Selain jadwal pertandingan, sesi latihan kedua tim juga perlu diatur secara cermat. Intensitas penggunaan stadion harus disesuaikan dengan kemampuan pemeliharaan lapangan agar kualitas rumput tetap memenuhi standar pertandingan.
Koordinasi antara Pemkab Lamongan, pengelola Stadion Surajaya, Persela, Persiba Balikpapan, serta pihak penyelenggara kompetisi menjadi faktor penting. Pengaturan yang baik dibutuhkan agar stadion tetap dapat digunakan secara optimal tanpa mengurangi kenyamanan maupun kualitas pertandingan.
Menariknya, Persela dan Persiba bukan dua klub yang asing satu sama lain. Kedua tim pernah berhadapan dalam sejumlah pertandingan dengan atmosfer persaingan yang cukup kuat.
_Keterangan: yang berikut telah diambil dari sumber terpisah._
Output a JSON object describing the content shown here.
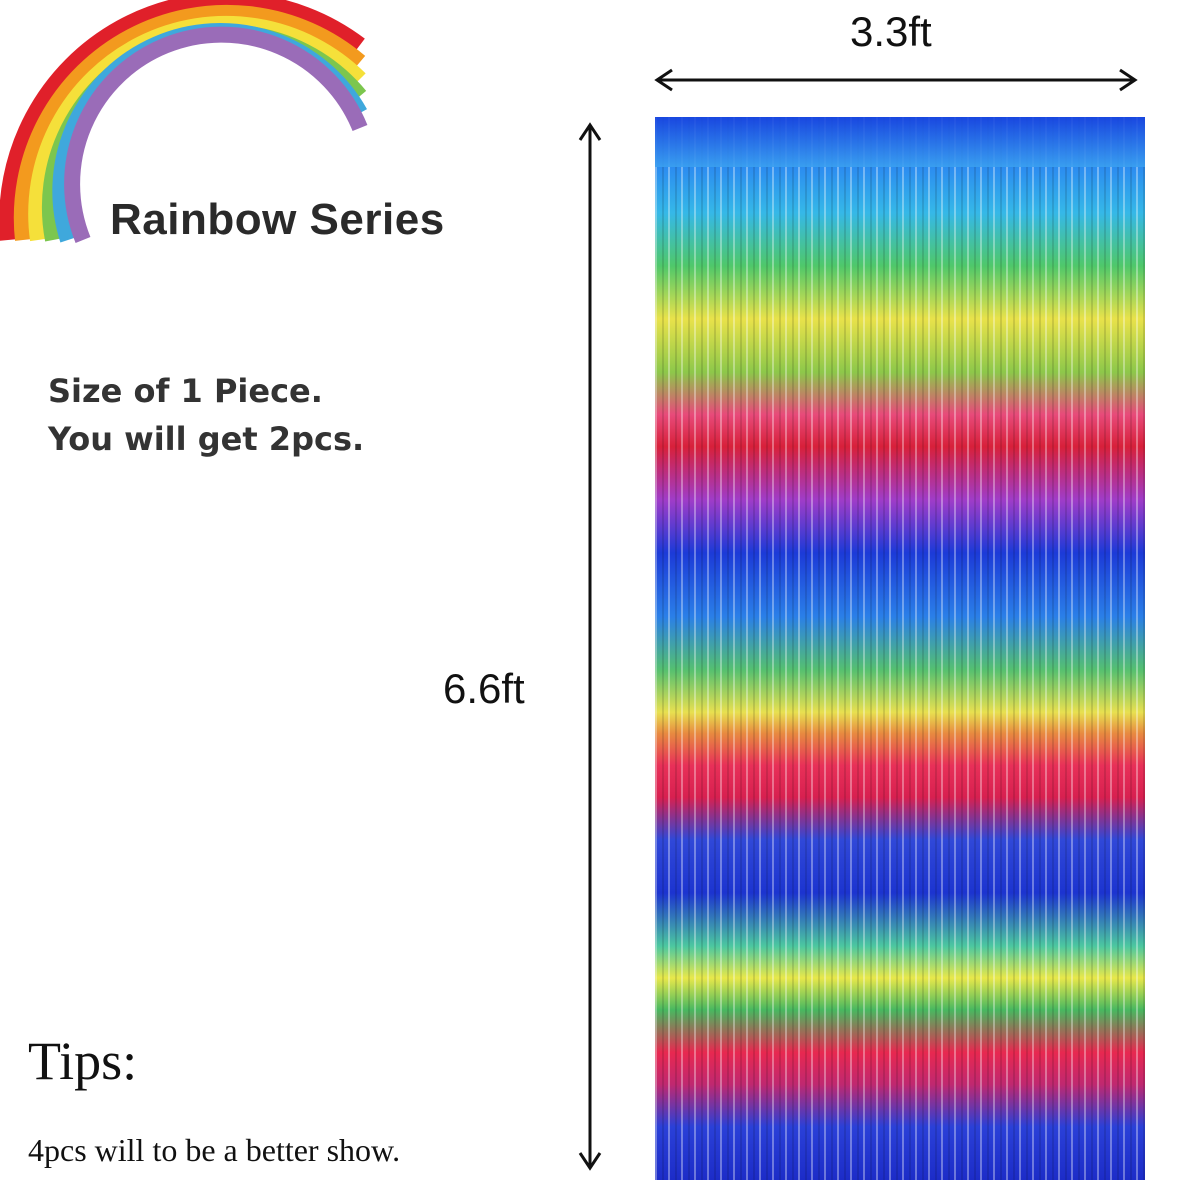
{
  "title": "Rainbow Series",
  "size_line1": "Size of  1 Piece.",
  "size_line2": "You will get 2pcs.",
  "width_label": "3.3ft",
  "height_label": "6.6ft",
  "tips_heading": "Tips:",
  "tips_text": "4pcs will to be a better show.",
  "rainbow_colors": [
    "#e0202a",
    "#f39a1e",
    "#f5e03a",
    "#7cc64e",
    "#3fa8dc",
    "#9a6cb8"
  ]
}
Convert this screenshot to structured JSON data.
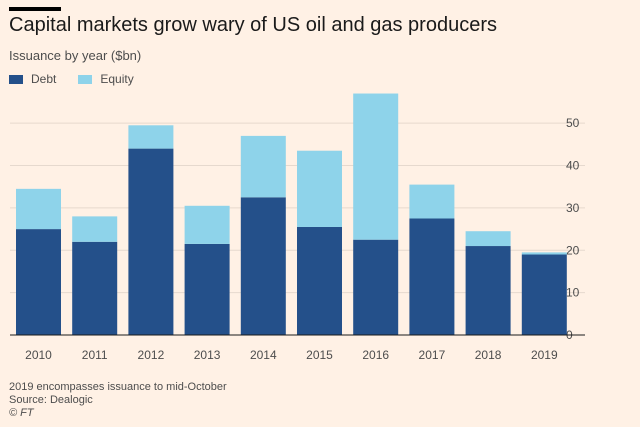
{
  "header": {
    "title": "Capital markets grow wary of US oil and gas producers",
    "subtitle": "Issuance by year ($bn)"
  },
  "footer": {
    "note": "2019 encompasses issuance to mid-October",
    "source": "Source: Dealogic",
    "copyright": "© FT"
  },
  "colors": {
    "debt": "#24508a",
    "equity": "#8ed3ea",
    "grid": "#e6d9ce",
    "tick_text": "#4d4d4d"
  },
  "chart_data": {
    "type": "bar",
    "stacked": true,
    "categories": [
      "2010",
      "2011",
      "2012",
      "2013",
      "2014",
      "2015",
      "2016",
      "2017",
      "2018",
      "2019"
    ],
    "series": [
      {
        "name": "Debt",
        "values": [
          25,
          22,
          44,
          21.5,
          32.5,
          25.5,
          22.5,
          27.5,
          21,
          19
        ]
      },
      {
        "name": "Equity",
        "values": [
          9.5,
          6,
          5.5,
          9,
          14.5,
          18,
          34.5,
          8,
          3.5,
          0.5
        ]
      }
    ],
    "y_ticks": [
      "0",
      "10",
      "20",
      "30",
      "40",
      "50"
    ],
    "ylim": [
      0,
      55
    ],
    "legend_position": "top-left",
    "grid": true
  }
}
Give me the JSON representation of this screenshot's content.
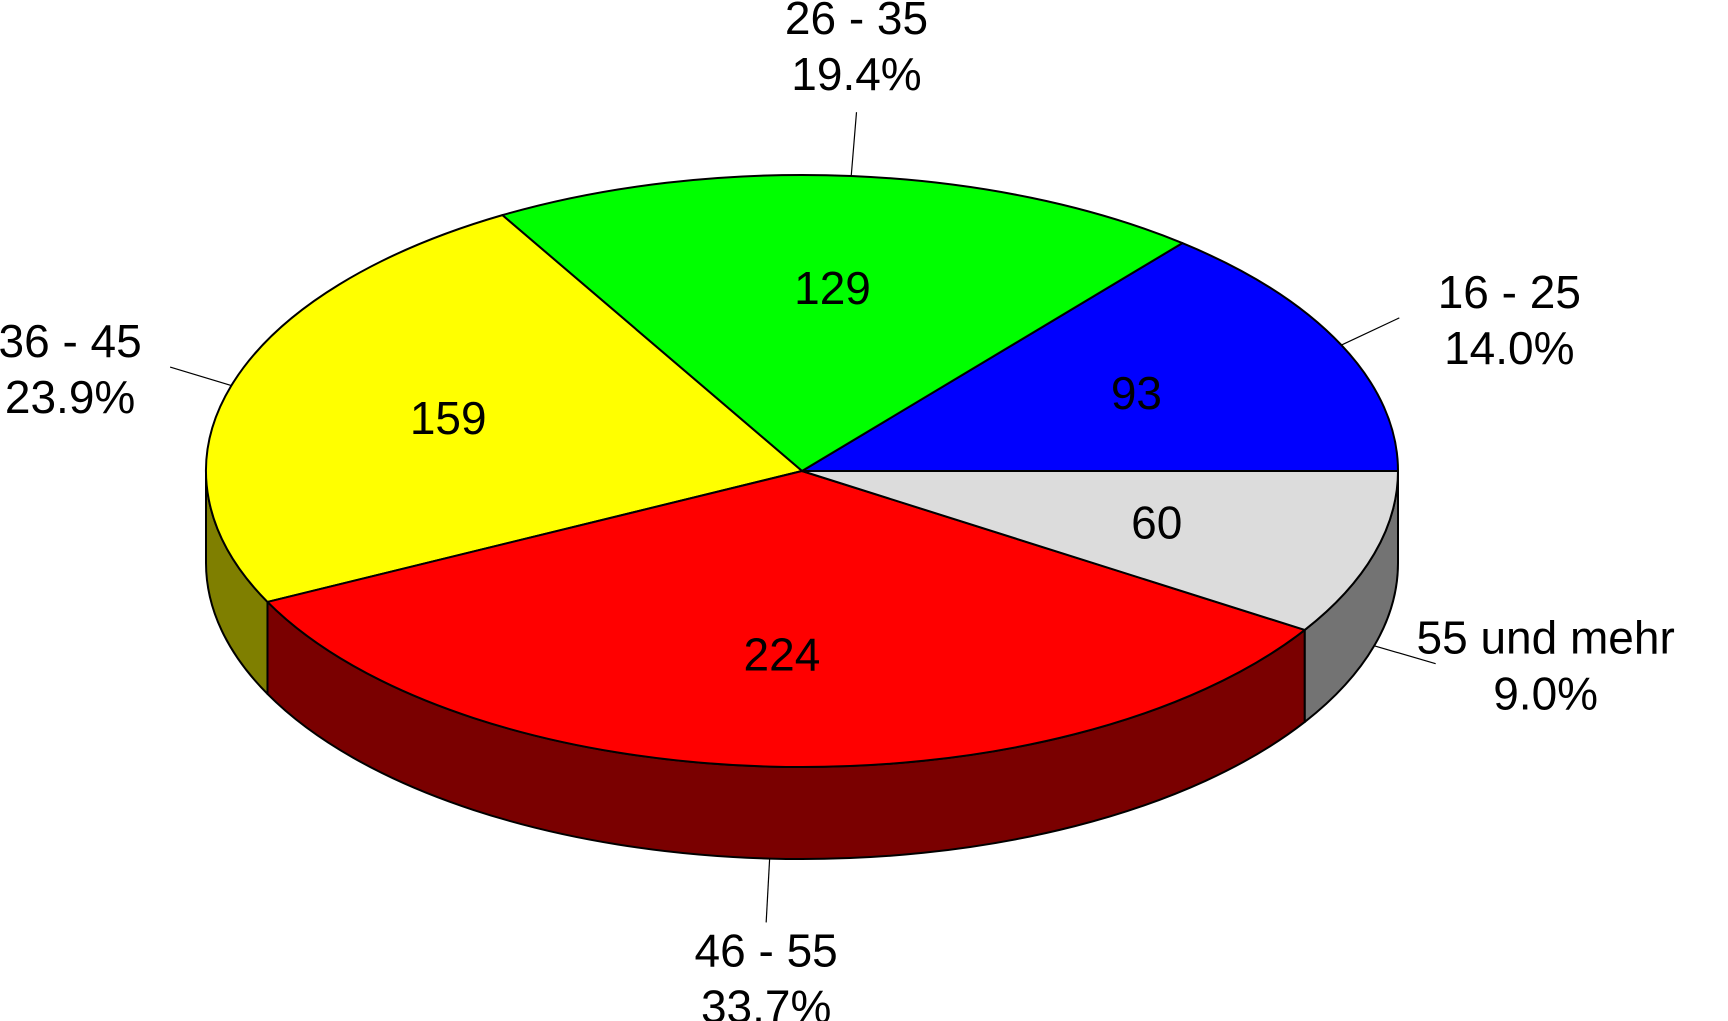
{
  "chart_data": {
    "type": "pie",
    "style": "3d",
    "categories": [
      "16 - 25",
      "26 - 35",
      "36 - 45",
      "46 - 55",
      "55 und mehr"
    ],
    "values": [
      93,
      129,
      159,
      224,
      60
    ],
    "percent_labels": [
      "14.0%",
      "19.4%",
      "23.9%",
      "33.7%",
      "9.0%"
    ],
    "colors": [
      "#0000ff",
      "#00ff00",
      "#ffff00",
      "#ff0000",
      "#dcdcdc"
    ],
    "side_colors": [
      "#00007a",
      "#007a00",
      "#7f7f00",
      "#7a0000",
      "#737373"
    ],
    "title": "",
    "legend": "none"
  }
}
Bahkan, pertemuan terakhir keduanya di Stadion Surajaya berhasil dimenangkan Persela Lamongan dengan skor 2-0.
Kini, situasi tersebut berpotensi menghadirkan cerita baru. Stadion yang menjadi saksi kemenangan Persela atas Persiba justru akan menjadi rumah bersama bagi kedua klub pada musim kompetisi mendatang.
Bagi suporter Persela, keberadaan Persiba di Surajaya tentu memberikan dinamika tersendiri. Sementara bagi pendukung Persiba Balikpapan, kehadiran klub di Lamongan akan menjadi pengalaman baru dalam mendukung tim kesayangan mereka menjalani kompetisi.
Dari sisi ekonomi, meningkatnya aktivitas pertandingan juga berpotensi memberikan dampak bagi masyarakat sekitar stadion. Kehadiran pemain, ofisial, suporter, dan penonton dari berbagai daerah dapat menggerakkan sektor usaha kecil, kuliner, transportasi, hingga perdagangan di sekitar kawasan Stadion Surajaya.
Meski demikian, aspek keamanan dan kenyamanan juga menjadi perhatian penting. Dengan dua kelompok suporter dari daerah berbeda yang menggunakan stadion yang sama, diperlukan koordinasi dan pengamanan yang baik, terutama ketika Persela dan Persiba sama-sama menjalani pertandingan kandang dalam periode berdekatan.
Bagi Lamongan, penggunaan Surajaya sebagai homebase dua klub dapat menjadi momentum untuk semakin menghidupkan ekosistem sepak bola daerah. Stadion tidak hanya menjadi tempat pertandingan, tetapi juga ruang berkumpulnya masyarakat dan pusat aktivitas olahraga.
Jika seluruh proses penggunaan stadion dapat diselesaikan, Liga Championship 2026/2027 dipastikan akan memberikan wajah baru bagi Stadion Surajaya. Persela tetap mempertahankan statusnya sebagai tuan rumah, sementara Persiba Balikpapan menjadikan stadion tersebut sebagai rumah sementara untuk mengejar target kompetisi.
Satu stadion, dua klub, dan dua basis pendukung berbeda akan menjadi cerita menarik sepanjang musim. Stadion Surajaya pun berpeluang semakin dikenal bukan hanya sebagai kandang Persela, tetapi juga sebagai rumah bersama yang mempertemukan semangat sepak bola Lamongan dan Balikpapan dalam satu panggung kompetisi nasional.